Arrivé à un tournant de sa vie, le batteur Clap revient sur l’histoire du groupe Okay, qu’il a formé à l’adolescence avec 3 de ses camarades, Syph le chanteur charismatique, Mono le bassiste et Crab le percussionniste. Le succès va leur permettre de mener une existence hors-normes et insouciante entre voyages, fêtes et tentations en tous genres. Mais rapidement des dissensions vont apparaître au sein du groupe, chacun des membres ayant des aspirations différentes.

« Mélancolie du rocker » est construit sous la forme d’une interview (mais on imagine seulement la présence d’un journaliste ou d’un biographe). Chaque chapitre renvoie  à un souvenir de Clap, mais pas dans l’ordre chronologique, ce qui donne une construction plutôt décousue. Je pense que c’est surtout cet aspect qui m’a gêné, les infos sur les personnages sont livrées de manière confuse et parcellaire,  j’ai donc eu du mal à cerner et à m’attacher à ces adulescents enivrés par le succès. Le sujet n’est pas inintéressant, pourtant je me suis ennuyée assez vite. Il y est finalement assez peu question de musique,  mais surtout d’alcool, de drogue, de sexe, de filles, de ces innombrables groupies attirées par la lumière, et les anecdotes deviennent vite répétitives.

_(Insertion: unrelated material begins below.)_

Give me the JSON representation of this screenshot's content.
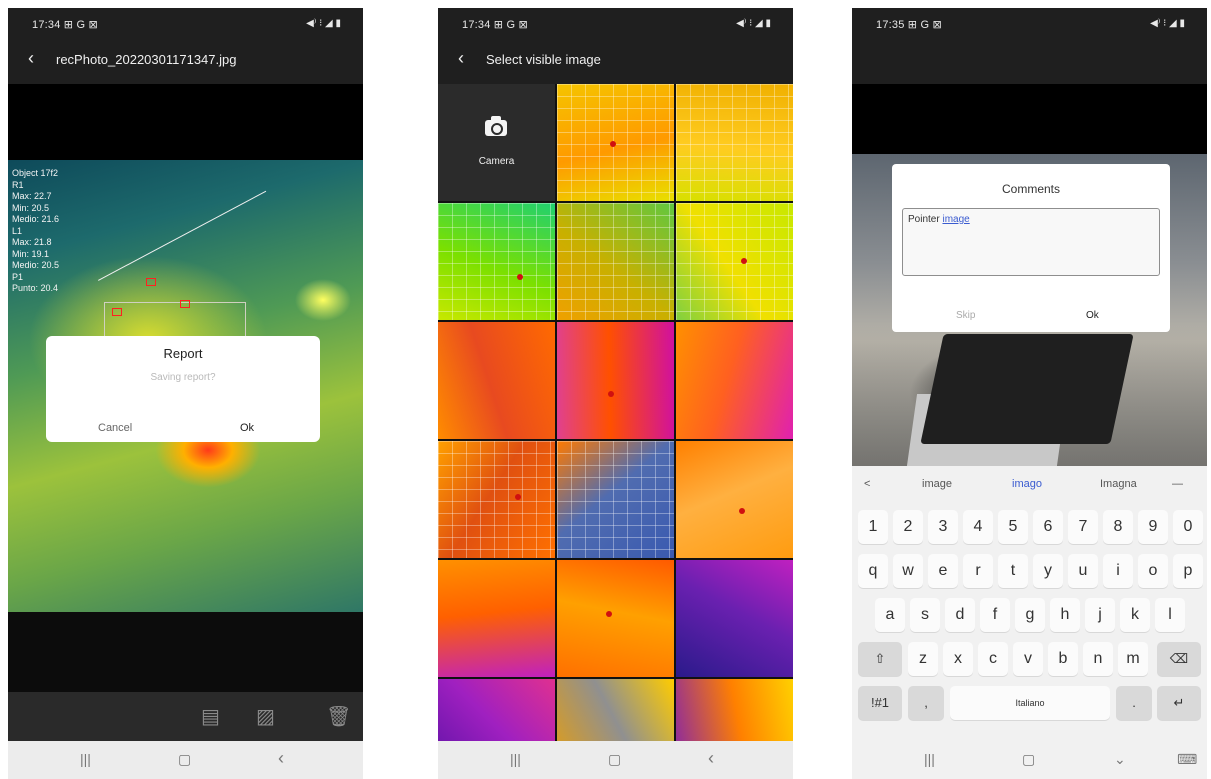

Il y a quelques années j’avais lu, et adoré, un autre roman de Toby Litt, Qui a peur de Victoria About ?. Ajoutons à cela  une maison d’édition que j’apprécie beaucoup (Phébus) et un résumé alléchant (Grandeur et décadence d’un groupe de rock), le cocktail était prometteur et j’étais dans de très bonnes dispositions à l’égard de ce roman quand j’ai attaqué ma lecture. Mais malheureusement cette fois la mayonnaise ne prend pas, et avec beaucoup de regrets j’abandonne cette lecture au bout de 150 pages (soit la moitié du roman).

Phebus 2010, 304 pages, 23€. Titre original: I Played the Drums in a Band Called Okay, traduction de Céline Leroy.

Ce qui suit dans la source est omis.